Tuesday, March 25, 2014

Today I walked from my apartment to my school. What usually takes a 15-minute ride by bus took an hour on foot. I'm not sure why I did it, other than the fact that I've been feeling a bit low lately and I was tired of staying holed up in my room studying for yet another Chinese test (I'm now in my third quarter of Chinese classes, and we have a test pretty much every other day).

I've been terrible about updating this blog, as well as keeping in touch with people back home in general. Half-written letters sit unsent in my desk, and there's the stack of Christmas cards that I meant to write but never got to. I'm not sure why I've been so averse to delivering snail mail and answering e-mail lately, but there it is.

All anyone's been talking about these past few days are the student demonstrations against the trade pact with China that Taiwan's president is trying to pass. They only recently got violent, with some students getting hurt and handcuffed. My current teacher is not only very interested in politics but in this issue in particular, so we've been discussing it pretty much in every single class last week and this week. I can now talk about politics in Chinese, which is pretty mind-blowing when I realize that I can't even really talk about politics in English. But I now have the vocabulary at least to deliver some sort of opinion.

It is also ironic that these demonstrations are taking place during the same week that we're learning about Taiwan's history in our textbook. I must admit that I don't know much about the whole Taiwan-China situation at all, and now that I have all these names and dates floating about in my head, I feel even more mixed up than before. For one of our homework assignments, we had to watch a two-hour movie (in Mandarin, with no English subtitles) about how the two parties in China separated during the wars and how one of them eventually migrated to Taiwan and transformed into the democratic system that governs the country today.

Honestly after watching the movie I just felt really depressed. The movie centers on the three sisters (real people) who married the three most powerful men in China at the time. However, after Chiang Kai-Shek's party started killing off members of the opposing Communist party, two of the sisters found themselves against each other and didn't speak for 10 years. The movie ends with both of them dying alone. I don't know how accurately the historic events and figures are portrayed in this movie, but I was so surprised to discover that I had never heard of the three Soong sisters before in my life. I really am ignorant about the role that women have played in history throughout the world, and no wonder. How often are we taught women's lives in history classes?
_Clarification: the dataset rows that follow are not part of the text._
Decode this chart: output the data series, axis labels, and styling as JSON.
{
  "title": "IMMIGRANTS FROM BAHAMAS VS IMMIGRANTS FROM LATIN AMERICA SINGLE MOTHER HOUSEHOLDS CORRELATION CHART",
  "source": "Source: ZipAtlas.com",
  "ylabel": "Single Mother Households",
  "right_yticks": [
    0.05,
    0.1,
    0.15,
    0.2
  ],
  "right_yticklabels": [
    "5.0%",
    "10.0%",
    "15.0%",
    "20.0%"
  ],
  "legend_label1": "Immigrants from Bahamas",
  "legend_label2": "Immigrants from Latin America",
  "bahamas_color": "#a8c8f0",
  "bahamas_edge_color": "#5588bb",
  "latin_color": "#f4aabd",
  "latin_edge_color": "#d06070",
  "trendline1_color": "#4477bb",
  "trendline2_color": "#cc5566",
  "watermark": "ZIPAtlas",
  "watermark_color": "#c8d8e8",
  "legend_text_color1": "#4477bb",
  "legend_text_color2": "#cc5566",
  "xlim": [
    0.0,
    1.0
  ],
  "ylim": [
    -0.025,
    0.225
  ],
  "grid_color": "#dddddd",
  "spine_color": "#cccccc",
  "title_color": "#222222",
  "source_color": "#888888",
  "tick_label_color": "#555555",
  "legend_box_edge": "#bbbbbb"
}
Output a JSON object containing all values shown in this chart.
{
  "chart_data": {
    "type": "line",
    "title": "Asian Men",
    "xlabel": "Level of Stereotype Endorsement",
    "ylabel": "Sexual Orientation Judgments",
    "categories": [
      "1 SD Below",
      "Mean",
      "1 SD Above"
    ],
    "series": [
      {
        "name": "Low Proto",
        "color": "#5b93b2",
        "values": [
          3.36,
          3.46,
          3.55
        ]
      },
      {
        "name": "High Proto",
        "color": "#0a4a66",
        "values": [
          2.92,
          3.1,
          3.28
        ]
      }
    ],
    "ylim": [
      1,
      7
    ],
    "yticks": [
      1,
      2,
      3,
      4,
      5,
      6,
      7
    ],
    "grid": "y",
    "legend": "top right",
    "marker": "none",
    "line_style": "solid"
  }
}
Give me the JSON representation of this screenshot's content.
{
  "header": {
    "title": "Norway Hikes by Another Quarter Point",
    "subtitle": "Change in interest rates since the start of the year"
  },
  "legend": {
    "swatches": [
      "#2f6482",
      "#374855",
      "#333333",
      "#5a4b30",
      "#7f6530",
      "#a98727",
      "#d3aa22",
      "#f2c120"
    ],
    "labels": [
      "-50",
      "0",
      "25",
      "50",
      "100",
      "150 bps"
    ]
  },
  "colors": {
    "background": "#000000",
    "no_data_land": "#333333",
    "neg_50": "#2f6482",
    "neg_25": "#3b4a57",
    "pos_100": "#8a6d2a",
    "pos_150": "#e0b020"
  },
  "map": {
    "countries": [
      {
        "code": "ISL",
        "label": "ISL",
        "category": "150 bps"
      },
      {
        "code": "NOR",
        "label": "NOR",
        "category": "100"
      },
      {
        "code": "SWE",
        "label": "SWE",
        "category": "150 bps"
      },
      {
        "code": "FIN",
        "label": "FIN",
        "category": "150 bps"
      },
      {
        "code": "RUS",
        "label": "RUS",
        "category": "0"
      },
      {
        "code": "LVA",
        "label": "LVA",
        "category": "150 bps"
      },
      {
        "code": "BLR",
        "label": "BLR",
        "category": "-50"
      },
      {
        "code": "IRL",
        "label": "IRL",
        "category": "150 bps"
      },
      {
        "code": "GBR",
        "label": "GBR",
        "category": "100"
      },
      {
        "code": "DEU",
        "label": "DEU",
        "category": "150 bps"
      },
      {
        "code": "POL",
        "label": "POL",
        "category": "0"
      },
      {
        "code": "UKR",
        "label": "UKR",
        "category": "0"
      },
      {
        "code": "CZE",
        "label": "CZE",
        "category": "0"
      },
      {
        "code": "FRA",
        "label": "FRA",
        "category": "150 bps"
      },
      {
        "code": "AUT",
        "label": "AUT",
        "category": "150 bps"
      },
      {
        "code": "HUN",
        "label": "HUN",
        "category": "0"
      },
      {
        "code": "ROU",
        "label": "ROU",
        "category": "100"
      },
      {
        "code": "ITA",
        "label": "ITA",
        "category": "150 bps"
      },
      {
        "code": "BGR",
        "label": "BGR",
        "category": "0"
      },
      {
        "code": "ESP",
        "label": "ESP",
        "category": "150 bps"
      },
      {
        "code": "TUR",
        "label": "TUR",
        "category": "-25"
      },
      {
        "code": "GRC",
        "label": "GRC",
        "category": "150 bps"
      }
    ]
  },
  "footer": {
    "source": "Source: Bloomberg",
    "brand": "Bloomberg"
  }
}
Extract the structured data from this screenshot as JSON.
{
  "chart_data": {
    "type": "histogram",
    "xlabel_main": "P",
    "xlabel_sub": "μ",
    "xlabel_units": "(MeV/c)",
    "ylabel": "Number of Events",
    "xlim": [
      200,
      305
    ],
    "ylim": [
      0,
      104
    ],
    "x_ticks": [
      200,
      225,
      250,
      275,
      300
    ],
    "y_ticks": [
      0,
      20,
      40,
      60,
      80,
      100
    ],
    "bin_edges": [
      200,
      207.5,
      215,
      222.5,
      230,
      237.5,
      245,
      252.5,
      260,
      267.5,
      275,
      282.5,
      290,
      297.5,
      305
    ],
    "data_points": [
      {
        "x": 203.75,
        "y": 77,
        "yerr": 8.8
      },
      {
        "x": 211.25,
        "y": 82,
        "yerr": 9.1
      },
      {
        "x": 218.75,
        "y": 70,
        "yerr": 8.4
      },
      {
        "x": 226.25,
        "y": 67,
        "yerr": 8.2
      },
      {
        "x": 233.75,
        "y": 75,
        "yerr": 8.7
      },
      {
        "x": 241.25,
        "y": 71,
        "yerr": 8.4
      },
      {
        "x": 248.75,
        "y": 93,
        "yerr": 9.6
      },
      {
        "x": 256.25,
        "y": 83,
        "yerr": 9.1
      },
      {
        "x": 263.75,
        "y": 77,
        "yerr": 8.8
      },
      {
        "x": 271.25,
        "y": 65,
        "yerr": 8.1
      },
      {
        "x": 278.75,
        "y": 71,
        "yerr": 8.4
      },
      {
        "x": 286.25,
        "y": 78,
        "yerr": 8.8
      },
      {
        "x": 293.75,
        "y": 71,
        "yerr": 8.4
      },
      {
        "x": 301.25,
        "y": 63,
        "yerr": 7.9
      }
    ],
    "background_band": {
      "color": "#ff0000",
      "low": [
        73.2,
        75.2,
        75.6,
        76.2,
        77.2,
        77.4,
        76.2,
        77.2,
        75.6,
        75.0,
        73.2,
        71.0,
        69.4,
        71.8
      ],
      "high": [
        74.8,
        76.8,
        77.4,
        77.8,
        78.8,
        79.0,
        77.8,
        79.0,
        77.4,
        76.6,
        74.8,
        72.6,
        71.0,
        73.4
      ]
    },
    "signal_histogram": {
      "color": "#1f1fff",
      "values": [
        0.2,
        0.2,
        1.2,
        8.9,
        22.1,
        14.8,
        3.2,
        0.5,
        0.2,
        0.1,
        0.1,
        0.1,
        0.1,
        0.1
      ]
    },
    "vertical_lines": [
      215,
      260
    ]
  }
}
My current Chinese class is the hardest one I've had yet. The tests are particularly difficult, not just because of the amount of vocabulary that we're required to know, but because the listening part, which I am normally best at, requires us to write at lightning speed what we hear the teacher say. This has always been the most difficult part of learning Chinese for me (learning traditional characters is no piece of cake, especially since I never had to learn so many in such a short time), and I was shocked to discover that my listening skills (on these tests, at least) have progressed from being my strongest point in class to my weakest. On the bright side, we have presentations every week, and I've been successfully breezing my way through those. We're allowed to look at our notes, but we have to write our own speeches, of course. I think I am one of the stronger speakers in class, mainly because my previous teacher really emphasized learning grammar structures and I've always been good at constructing sentences, which has carried over from English. Also, I enjoy saying whatever I feel like saying; being afraid of making a mistake is no longer an issue.